DEVELOPMENTAL-ISM UNDERLIES ANTI-HUMANISM

Developmental-ism under the direction of a strong state has been the defining mark of the government since its inception. It became state-capitalism in partnership with neoliberalism. Its ideological base has been provided by the a statist Marxism put forth by García Linera—“Andean-Amazonian capitalism” with a strong state presence. (See “The State-ist Marxism of García Linera” in Utopía and the Dialectic in Latin American Liberation.)

Morales did receive majority support for the first dozen years of his administration. But the seeds of the quick collapse of his support were planted in those years, and not just as “political mistakes,” but as the questionable direction the administration wished to take Bolivia politically, economically, and socially.
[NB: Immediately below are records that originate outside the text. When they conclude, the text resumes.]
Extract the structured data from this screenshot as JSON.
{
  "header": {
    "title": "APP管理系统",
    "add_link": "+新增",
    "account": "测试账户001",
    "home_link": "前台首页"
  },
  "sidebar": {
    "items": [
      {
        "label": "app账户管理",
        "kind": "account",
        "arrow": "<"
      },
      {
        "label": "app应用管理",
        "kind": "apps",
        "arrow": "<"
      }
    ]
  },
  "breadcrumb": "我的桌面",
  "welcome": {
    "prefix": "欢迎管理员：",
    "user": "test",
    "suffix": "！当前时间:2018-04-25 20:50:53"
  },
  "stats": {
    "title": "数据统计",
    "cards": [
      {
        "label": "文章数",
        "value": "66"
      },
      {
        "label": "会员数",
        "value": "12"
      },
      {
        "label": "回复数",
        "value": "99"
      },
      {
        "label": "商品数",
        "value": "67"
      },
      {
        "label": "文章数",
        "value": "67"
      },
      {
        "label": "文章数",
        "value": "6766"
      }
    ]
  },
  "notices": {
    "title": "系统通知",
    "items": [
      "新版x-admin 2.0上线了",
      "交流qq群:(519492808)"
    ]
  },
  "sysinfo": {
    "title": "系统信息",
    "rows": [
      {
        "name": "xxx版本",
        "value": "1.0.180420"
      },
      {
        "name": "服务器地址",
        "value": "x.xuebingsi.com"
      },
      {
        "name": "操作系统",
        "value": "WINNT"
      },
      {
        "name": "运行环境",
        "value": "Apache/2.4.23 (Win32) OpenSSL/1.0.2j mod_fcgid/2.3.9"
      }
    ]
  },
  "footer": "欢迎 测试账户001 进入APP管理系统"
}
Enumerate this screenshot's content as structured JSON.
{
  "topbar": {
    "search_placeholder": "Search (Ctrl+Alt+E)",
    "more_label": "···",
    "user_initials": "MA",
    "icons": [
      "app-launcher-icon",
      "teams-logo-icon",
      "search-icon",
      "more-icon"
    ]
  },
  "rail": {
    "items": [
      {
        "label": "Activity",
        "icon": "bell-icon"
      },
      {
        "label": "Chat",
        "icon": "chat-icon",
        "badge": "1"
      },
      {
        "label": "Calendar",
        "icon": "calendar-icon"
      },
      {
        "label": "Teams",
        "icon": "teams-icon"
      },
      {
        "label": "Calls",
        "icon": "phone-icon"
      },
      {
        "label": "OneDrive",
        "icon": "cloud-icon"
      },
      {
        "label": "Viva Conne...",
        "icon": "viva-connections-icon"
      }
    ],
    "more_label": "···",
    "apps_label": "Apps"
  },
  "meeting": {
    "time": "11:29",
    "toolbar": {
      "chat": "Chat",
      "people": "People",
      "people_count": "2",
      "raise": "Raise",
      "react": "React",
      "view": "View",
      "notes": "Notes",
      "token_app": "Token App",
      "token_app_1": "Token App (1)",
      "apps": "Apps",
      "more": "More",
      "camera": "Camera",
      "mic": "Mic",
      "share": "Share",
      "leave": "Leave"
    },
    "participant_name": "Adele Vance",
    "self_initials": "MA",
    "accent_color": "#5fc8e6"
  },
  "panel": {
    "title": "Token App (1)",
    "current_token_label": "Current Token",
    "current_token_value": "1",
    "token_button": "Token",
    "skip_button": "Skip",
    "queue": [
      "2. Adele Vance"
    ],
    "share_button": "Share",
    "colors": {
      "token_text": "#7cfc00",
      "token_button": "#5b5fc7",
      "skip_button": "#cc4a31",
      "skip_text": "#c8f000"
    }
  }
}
Having ignored the warning from a number of organizations that had historically supported him that he should not seek a new term in office, Morales met the October 2019 election results with manipulations. The election showed a substantial drop in support for Morales. When the counting was stopped and later resumed with a changed result, the dissatisfaction moved to the street. Was there a coup? A headline on an article by Raúl Zibechi catches what occurred: “Bolivia: a popular uprising leveraged by the extreme right” (“Bolivia: un levantamiento popular aprovechado por la ultraderecha”) The Right, as well as imperialism took advantage of the population’s growing dissatisfaction for their own purposes.

The consolidation of power, the racism and authoritarianism of those now in control needs to be opposed. But if we concentrate only on the “facts” of October-November we will find ourselves in the “pseudo-concrete,” and not grasp the reality of the 17 years in Bolivia: the reality of the great movements from below and yet the grave contradictions imposed by leadership with a certain attitude/ideology. In their analyses of Bolivia, much of the Left has fallen into the trap of the immediate, of the pseudo-concrete.

In sharp contrast, there are important human forces in Bolivia who, while strongly opposing the threat of a developing fascism, have not shied away from criticizing Morales’ rule. Among them are significant groups of women—such as the Women’s Parliament which took place during and after the most recent events. They pointed to the machismo and the vanguardism of the Morales administration. Those voices and others need to be taken note of.

At the same time we need to ask: What is needed for the construction of an authentic movement for socialism, and not a dead-end road to state-ism? For this, serious theoretical-philosophical labor on the re-creation of Marx’s Marxism, his revolution in permanence for our day is needed.